Abstract

Abstract Autonomous recording units (ARUs) are now widely used to survey communities of species. These surveys generate spatially and temporally replicated counts of unmarked animals, but such data typically include false negatives and misclassified detections, both of which may vary across sites in proportion to abundance. These data challenges can bias estimates of occupancy, and the typical approach of verifying individual detections is expensive. We developed a Bayesian implementation of a two‐species, false‐positive N‐mixture model for estimating occupancy from ARU data or other counts of unmarked animals that does not require manual verification. The model accounts for species misclassification and abundance‐induced detection heterogeneity, as well as false negatives. To evaluate this model, we simulated 200 datasets for each of 29 scenarios, including scenarios in which misclassifications outnumbered correct classifications for rare species.

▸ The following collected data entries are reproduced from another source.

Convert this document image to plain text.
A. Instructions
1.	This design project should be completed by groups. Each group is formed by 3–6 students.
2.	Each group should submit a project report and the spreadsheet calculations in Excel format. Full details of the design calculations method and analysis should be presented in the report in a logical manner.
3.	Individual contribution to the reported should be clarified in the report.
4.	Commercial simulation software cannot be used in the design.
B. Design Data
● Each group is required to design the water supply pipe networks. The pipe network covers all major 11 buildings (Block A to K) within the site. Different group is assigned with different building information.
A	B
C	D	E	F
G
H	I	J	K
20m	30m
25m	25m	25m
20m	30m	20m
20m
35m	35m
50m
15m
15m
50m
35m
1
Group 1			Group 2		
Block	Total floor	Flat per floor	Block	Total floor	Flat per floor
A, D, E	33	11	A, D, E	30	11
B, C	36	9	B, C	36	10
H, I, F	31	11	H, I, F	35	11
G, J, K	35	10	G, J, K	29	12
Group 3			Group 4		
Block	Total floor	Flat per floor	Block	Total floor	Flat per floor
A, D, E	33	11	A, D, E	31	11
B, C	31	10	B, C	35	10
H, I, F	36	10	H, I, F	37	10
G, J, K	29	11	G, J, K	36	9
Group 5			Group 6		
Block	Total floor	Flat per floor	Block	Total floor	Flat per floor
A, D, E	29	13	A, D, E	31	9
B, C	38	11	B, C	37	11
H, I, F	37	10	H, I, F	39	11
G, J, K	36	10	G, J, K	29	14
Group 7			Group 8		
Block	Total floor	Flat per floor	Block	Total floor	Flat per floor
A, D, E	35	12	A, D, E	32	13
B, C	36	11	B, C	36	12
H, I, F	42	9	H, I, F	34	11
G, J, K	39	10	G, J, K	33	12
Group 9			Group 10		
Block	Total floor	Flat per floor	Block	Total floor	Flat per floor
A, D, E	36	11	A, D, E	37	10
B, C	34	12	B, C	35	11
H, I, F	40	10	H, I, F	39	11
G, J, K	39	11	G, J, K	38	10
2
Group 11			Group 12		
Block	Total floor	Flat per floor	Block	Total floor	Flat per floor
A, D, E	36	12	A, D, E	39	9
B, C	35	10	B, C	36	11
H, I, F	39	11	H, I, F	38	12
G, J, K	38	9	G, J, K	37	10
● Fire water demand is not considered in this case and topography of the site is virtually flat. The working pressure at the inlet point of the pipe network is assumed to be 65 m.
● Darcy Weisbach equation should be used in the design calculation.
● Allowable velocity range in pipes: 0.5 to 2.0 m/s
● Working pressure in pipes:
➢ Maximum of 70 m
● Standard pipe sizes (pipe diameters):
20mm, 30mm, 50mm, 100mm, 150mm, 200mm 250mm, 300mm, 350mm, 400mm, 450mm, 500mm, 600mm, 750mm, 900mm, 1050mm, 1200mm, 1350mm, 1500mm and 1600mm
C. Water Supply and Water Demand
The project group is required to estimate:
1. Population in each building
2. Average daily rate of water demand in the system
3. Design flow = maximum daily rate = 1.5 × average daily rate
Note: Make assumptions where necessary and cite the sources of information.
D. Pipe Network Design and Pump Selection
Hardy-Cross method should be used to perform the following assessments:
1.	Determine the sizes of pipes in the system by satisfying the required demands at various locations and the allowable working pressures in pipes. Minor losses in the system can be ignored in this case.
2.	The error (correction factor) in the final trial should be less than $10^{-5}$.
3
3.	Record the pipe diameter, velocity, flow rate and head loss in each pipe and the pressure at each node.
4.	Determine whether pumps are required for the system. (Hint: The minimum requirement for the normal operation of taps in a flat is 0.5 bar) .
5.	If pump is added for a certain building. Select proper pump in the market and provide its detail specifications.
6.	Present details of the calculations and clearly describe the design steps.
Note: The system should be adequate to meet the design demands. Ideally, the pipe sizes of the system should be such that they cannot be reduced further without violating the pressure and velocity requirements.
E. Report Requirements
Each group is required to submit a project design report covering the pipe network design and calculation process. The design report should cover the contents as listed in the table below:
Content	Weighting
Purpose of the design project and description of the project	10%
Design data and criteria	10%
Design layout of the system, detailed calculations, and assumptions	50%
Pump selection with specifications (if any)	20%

We also applied the model to acoustic surveys of bats conducted on Fort Carson Army Post and Piñon Canyon Maneuver Site, Colorado, USA. In the simulation study, bias, coverage and root mean square error for occupancy estimates obtained from the two‐species false‐positive N‐mixture model were superior to metrics obtained from two competing two‐species false‐positive occupancy models. Across 29 scenarios, absolute bias was consistently low (range: −0.03 to 0.07), while coverage averaged 93% (range: 74%–98%). For alternative occupancy models, absolute bias was often high (range: −0.36 to 0.39), and coverage averaged from 47% to 65%. Although our model included an abundance parameter, abundance estimates were not reliable. For two species of Myotis bats, we estimated that 1%–5% of field‐recorded detections were misclassified. Estimated occupancy (0.91 and 0.76) was lower than naïve estimates (1.00 and 0.94). Competing occupancy models implausibly estimated local occupancy of 0.00 at sites with numerous detections. Our two‐species, false‐positive N‐mixture model is significant because it accounts for detection heterogeneity and improves occupancy estimates without expensive manual verification of detections. Our field application indicated that misclassifications were not common, yet affected occupancy inferences. Given that ARUs are increasingly used to survey a broad range of taxa, such an occupancy model could be widely useful.